10.04.2005

One down, 17 to go

Well, last weekend was Brent's birthday. I can't say that we did too much this year, but he had a big party at his Grandparents Price a few weeks ago, and he'll see his other grandparents soon for some messy cake pictures (I think that's what the 1st birthday party is mostly about!).

I think I don't notice all the milestones he's reaching lately simply because they just kinda grow on you little by little. Every day though I find something new about him to love. Like how he flips through books with me now, or practices putting little toys inside bigger toys. Or how he likes to try to crawl under the futon in search of dust bunnies. He's a busy guy these days, always on the go and on the run. He's learned to go through the dresser drawers and pull clothes out so he can deposit toys instead. And it is a rare day that you can put your shoes on without finding a mega-block or a rubber ball stuffed inside. Or leftover food, don't forget that one... It is impossible to find all the pieces he starts tossing in every direction once he is done eating!

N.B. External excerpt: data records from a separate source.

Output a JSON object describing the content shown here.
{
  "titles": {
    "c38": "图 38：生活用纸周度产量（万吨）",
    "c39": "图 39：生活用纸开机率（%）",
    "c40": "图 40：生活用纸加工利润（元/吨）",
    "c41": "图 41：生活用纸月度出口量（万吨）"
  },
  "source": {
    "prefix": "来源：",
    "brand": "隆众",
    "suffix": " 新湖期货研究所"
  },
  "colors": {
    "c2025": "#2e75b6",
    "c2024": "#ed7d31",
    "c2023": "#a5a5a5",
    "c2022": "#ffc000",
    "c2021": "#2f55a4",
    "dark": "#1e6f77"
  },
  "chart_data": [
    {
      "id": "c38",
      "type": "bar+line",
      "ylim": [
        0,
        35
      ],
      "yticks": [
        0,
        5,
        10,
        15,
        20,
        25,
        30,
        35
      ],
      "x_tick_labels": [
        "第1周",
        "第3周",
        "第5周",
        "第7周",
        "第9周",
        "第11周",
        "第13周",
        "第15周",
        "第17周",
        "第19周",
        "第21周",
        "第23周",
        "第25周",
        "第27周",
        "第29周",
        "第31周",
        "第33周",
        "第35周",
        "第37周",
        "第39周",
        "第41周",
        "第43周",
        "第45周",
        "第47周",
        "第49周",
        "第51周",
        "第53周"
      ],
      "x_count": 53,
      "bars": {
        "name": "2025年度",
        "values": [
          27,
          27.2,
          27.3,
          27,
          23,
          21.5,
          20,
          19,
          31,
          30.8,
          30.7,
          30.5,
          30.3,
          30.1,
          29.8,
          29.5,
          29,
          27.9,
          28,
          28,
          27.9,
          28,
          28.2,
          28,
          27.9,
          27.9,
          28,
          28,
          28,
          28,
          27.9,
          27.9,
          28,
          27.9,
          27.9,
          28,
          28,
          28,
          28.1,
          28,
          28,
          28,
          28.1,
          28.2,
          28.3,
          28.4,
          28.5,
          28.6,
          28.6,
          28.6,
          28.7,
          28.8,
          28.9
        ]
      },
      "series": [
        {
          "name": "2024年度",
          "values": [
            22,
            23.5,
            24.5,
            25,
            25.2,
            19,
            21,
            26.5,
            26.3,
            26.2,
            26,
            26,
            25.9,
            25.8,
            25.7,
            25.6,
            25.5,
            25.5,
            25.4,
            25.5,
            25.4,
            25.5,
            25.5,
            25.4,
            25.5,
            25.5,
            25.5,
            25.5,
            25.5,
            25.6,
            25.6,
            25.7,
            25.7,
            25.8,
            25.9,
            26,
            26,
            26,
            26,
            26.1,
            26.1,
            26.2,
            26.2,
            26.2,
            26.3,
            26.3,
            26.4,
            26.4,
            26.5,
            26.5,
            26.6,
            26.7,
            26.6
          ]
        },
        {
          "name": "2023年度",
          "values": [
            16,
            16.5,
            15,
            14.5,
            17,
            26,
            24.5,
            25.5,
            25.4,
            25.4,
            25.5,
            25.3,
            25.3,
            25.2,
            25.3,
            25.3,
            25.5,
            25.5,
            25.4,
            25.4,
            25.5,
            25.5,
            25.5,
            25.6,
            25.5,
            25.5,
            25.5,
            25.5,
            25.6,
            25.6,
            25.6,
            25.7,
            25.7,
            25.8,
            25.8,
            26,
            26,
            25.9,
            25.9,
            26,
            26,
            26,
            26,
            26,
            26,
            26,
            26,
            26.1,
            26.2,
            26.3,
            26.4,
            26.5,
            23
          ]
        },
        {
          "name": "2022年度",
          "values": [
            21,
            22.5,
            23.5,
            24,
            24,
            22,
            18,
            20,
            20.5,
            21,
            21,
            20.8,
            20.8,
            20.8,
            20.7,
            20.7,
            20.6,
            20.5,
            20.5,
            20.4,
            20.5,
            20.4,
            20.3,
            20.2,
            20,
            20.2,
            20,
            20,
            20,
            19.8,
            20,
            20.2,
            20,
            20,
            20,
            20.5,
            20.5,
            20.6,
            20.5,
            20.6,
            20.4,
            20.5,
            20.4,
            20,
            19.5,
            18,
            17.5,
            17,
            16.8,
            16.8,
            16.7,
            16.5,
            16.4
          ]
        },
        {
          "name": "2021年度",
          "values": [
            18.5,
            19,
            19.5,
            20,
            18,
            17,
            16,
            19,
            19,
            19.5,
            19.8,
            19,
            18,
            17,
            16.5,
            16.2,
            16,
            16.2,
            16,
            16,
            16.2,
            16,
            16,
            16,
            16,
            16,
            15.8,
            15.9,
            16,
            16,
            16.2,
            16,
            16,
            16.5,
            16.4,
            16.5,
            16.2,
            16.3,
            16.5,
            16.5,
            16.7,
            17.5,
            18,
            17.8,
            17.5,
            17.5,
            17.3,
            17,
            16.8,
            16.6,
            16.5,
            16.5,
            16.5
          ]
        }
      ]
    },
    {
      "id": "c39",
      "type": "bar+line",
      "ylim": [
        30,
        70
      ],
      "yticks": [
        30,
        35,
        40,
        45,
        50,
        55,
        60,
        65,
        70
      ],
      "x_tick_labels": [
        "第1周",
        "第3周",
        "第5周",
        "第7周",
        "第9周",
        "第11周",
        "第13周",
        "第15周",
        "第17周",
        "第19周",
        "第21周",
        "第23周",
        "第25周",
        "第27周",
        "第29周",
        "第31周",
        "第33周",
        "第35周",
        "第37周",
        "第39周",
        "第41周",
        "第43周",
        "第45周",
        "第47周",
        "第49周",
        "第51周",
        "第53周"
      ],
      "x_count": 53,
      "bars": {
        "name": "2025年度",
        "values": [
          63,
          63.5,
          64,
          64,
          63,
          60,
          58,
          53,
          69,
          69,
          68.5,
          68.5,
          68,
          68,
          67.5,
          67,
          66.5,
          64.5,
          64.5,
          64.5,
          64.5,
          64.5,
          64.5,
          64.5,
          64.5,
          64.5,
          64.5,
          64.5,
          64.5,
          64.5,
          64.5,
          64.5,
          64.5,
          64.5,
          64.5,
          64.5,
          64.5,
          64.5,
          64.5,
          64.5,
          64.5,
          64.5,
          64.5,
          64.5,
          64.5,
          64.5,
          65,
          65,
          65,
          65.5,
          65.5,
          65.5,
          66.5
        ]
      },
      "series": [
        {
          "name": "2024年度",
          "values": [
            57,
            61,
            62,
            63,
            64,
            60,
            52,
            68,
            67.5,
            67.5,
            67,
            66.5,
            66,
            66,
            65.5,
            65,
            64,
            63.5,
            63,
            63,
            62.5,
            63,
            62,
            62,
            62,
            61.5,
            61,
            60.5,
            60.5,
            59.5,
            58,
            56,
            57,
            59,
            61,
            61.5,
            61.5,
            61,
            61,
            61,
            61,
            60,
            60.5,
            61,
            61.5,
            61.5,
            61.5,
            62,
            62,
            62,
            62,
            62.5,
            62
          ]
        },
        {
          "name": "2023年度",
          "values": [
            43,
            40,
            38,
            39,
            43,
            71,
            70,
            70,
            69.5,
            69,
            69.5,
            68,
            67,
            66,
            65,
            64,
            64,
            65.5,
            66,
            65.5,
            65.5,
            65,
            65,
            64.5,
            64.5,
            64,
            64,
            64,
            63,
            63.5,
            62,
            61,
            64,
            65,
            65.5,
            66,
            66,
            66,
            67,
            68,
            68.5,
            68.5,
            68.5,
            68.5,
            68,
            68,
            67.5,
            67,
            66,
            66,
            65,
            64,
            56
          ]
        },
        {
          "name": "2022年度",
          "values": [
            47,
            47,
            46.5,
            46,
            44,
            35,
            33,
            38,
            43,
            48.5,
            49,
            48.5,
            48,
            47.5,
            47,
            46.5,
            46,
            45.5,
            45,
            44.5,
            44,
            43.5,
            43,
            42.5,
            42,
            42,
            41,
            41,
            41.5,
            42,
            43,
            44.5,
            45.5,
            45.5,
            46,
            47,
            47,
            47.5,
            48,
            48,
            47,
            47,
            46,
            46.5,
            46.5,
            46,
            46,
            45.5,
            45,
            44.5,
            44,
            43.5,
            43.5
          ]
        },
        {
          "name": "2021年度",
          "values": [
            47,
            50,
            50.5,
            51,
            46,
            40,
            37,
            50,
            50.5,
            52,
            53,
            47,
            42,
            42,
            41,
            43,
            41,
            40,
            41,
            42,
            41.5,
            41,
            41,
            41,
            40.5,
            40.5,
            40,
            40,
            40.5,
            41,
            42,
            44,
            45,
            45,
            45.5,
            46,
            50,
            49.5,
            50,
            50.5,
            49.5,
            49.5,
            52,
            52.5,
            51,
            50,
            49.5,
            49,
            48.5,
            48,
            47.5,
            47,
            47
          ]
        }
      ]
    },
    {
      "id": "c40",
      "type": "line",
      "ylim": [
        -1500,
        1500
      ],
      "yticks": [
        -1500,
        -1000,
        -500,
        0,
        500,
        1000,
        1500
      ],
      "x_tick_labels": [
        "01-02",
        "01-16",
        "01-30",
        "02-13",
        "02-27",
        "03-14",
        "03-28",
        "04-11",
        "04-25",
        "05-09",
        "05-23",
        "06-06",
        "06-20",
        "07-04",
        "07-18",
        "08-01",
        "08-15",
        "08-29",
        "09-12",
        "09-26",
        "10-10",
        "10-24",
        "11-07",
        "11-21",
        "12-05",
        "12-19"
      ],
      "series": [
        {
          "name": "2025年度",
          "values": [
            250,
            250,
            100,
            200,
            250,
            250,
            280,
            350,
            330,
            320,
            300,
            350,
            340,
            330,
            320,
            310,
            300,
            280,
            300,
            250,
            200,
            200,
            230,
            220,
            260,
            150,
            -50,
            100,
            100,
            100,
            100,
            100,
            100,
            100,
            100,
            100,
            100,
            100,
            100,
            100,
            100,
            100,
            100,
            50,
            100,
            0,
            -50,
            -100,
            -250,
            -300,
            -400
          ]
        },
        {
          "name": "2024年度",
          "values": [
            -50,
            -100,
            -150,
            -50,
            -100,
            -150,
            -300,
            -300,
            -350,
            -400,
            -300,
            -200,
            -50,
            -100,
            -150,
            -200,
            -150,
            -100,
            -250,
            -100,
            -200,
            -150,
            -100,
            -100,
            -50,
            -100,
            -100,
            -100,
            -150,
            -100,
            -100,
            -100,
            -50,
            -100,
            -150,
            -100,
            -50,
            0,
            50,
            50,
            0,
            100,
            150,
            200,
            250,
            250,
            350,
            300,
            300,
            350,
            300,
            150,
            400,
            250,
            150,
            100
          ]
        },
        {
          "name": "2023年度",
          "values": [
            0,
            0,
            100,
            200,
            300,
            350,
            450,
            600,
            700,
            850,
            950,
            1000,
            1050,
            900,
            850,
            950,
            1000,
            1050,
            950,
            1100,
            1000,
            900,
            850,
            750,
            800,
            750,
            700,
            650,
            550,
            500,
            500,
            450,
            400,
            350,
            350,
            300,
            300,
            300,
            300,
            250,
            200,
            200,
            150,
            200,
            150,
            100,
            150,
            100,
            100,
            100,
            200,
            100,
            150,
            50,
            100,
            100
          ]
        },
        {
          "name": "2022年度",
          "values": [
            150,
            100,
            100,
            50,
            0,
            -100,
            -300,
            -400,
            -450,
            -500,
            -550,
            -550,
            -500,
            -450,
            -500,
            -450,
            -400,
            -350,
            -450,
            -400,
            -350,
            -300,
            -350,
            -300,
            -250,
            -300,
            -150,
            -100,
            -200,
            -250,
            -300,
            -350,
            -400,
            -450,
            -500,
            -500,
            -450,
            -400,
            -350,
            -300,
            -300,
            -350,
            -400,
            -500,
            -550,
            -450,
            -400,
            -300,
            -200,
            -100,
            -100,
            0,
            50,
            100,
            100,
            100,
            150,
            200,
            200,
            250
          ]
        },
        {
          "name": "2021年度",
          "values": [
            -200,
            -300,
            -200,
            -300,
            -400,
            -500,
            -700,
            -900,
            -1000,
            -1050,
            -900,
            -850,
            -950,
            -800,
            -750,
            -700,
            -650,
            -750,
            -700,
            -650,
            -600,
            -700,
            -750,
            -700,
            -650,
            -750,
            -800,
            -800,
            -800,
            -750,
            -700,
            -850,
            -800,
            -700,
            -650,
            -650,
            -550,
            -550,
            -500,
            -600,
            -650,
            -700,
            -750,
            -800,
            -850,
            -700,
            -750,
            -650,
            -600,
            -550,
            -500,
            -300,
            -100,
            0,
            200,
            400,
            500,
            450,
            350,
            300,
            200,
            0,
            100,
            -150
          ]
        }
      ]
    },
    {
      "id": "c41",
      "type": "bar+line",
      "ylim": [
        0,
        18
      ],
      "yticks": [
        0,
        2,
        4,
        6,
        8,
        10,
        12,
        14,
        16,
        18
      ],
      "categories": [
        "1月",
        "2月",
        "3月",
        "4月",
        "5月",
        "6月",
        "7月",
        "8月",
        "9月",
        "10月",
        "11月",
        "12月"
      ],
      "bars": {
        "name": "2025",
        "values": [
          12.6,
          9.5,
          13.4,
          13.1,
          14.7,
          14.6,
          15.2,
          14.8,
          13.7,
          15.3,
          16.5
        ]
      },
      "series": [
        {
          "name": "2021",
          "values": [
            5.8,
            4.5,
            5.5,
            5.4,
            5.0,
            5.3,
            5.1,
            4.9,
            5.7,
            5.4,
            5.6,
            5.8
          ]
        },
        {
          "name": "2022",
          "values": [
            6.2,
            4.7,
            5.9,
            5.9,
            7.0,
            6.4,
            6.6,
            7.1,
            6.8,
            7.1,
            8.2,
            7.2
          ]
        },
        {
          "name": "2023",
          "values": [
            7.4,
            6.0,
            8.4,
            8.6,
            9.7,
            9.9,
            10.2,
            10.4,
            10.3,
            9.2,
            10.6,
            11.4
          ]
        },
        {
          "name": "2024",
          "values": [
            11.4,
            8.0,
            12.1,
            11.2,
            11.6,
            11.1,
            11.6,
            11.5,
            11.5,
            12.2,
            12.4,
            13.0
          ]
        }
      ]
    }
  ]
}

Oh, and the big news this week is that they are starting to transition him to the TODDLER room at day care. Toddler??? Where did my baby go? I know there are good things to look forward to in the next year, but it seems like you have to trade in a lot to get there. For one thing, they don't have cribs in there, the kids sleep on cots. Well...if that's something they think they can accomplish with him, they are welcome to try. But I can't see that boy falling asleep if there is nothing to prevent him from running around the room exploring. I'm sure there are lots of kids like that, though, so they must have some magic method for it (I just hope it doesn't involve chains or straps). I do expect a drop in his nap time, though. And that's not something I think I'm ready to give up yet. We'll see how it goes, I guess.

So, would I give this up to go back to having a tiny baby again? Not on your life! This is so much more rewarding than the mindless changing of diapers (while he held still - oh I forget that luxury) and bottle after bottle, or worse - endless nursing on the hour. Will I cherish those memories? Of course! Would I look forward to another round? The jury's still out on that one. And I'm not even going into the nighttime wakings that MOST babies have given up by this stage in the game. He's going strong at 4 or 5 these days. Long story short, we're working them out of the rotation, but so far it's a rough transition.

And then sometimes, you're half asleep on the floor playing with him and watching football. Your eyes close for a few seconds and you just listen to him playing with his toys. Then just as you're thinking of how peaceful life is, you feel a plastic block slammed into your face. But before you can even think about what happened, you see a tiny face coming at you and planting its first smiling sloppy kiss on your cheek. And then somehow, you wouldn't trade this time for anything at all.